Девушка почувствовала, что краснеет, и вздохнула:

-Господи, это я его должна благодарить. Он меня спас, выходил. Он меня любит так, как я и не знала, что любить, возможно..., А я его? - Мирьям вспомнила, как, сидя у очага, Менева  брал ее руку и целовал пальцы, один за другим. Девушка притягивала его к себе, обнимала, и они оказывались рядом, так близко, что Мирьям уже и не различала, где она, а где он.

Миссис Блэк пришла помочь ей с родами, но все прошло легко и быстро. Схватки начались на рассвете, а  через два часа Мирьям держала в руках девочку, небольшую, крепенькую, черноволосую, с ясными, светлыми глазами. Авиталь оказалась спокойной, хорошо ела и крепко спала. Менева все равно вскакивал на каждый шорох, укачивал ее, пел ей индейские колыбельные и читал наизусть «Старого Морехода».

Менева сказал Мирьям, что,  когда Амада подрастет, он отвезет ее к шаману, человеку неба, и там ее назовут по обрядам лакота.

-То же самое имя, - улыбнулся индеец, - Лесная Роса. Так положено, должна быть церемония. У нее будет платье, расшитое бисером и костью, я пригоню табун лошадей.  После обряда, надо будет все это отдать тем, кто нуждается.  Человек учится помогать другим, так у нас принято. И я расскажу Амаде о ее предках, конечно.

Мирьям кормила. Она покачала засыпающую девочку и ничего не ответила.

-Она еврейка, - подумала Мирьям, - моя Авиталь. Я могу забрать ее с собой.  Сейчас новое время, ничего страшного. Могу сказать, что была замужем, что муж мой погиб..., Но Менева..., - она подняла голову и заметила, как индеец  печально, неотрывно смотрит на дочь.

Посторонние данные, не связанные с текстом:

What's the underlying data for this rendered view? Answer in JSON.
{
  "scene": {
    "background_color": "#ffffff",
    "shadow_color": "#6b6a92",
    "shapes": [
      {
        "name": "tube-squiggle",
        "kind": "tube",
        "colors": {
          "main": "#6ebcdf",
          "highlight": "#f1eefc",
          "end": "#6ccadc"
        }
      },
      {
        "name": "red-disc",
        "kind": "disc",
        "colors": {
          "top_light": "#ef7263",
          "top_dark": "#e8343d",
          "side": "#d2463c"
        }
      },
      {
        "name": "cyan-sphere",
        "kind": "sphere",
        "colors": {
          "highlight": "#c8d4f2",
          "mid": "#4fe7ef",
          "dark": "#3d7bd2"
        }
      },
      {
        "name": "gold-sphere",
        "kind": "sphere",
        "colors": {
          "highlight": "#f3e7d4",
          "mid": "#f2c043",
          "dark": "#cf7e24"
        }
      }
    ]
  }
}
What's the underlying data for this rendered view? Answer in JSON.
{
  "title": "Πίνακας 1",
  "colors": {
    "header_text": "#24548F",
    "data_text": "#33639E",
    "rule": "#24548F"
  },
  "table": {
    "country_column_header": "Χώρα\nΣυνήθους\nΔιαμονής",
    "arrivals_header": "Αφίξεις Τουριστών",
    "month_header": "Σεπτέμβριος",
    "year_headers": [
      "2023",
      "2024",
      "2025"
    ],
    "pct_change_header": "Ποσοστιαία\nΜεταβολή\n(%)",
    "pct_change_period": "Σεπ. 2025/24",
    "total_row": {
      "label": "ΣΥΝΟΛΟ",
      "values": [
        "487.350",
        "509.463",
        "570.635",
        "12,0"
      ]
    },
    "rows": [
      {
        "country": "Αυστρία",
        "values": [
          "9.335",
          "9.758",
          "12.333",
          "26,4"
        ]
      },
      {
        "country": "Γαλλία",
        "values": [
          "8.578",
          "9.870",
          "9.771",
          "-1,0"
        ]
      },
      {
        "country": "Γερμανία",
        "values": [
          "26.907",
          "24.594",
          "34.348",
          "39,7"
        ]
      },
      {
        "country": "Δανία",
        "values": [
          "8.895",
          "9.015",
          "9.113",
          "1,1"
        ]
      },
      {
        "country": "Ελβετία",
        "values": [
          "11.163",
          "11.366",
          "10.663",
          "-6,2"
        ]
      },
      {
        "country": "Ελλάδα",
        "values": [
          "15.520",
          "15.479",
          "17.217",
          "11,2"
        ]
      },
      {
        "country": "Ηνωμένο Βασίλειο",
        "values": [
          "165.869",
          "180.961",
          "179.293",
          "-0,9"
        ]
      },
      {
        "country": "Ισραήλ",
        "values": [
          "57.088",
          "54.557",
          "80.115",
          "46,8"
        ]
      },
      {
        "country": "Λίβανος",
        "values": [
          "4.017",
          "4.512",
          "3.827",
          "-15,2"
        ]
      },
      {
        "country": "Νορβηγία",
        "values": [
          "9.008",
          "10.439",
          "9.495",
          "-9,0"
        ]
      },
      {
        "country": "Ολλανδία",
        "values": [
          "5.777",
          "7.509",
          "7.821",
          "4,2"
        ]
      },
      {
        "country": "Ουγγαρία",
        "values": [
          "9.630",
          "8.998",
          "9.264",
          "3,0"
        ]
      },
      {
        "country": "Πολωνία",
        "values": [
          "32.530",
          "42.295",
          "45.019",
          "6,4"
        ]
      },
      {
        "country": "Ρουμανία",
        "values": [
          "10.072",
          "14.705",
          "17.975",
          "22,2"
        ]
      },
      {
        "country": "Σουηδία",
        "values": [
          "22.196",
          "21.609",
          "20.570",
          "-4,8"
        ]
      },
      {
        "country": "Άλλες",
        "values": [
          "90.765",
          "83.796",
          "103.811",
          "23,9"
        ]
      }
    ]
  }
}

Весной Авиталь пошла и стала говорить. Мирьям начала видеть сны. Она знала, что это бабушка Ханеле. Она слышала ласковый, настойчивый голос: «Тебе надо уйти, милая. У тебя своя стезя». В ее снах была бесконечная, снежная равнина, выл ветер, она слышала лай собак. Мирьям вздрагивала от выстрелов и открывала глаза. Менева был рядом, девочка сопела, умостившись у Мирьям на груди. Она прижималась к теплому, надежному плечу. Менева гладил ее по голове, шептал что-то ласковое и Мирьям успокаивалась. Однако она помнила слова бабушки и говорила себе: «До лета. Летом я заберу Авиталь и уеду».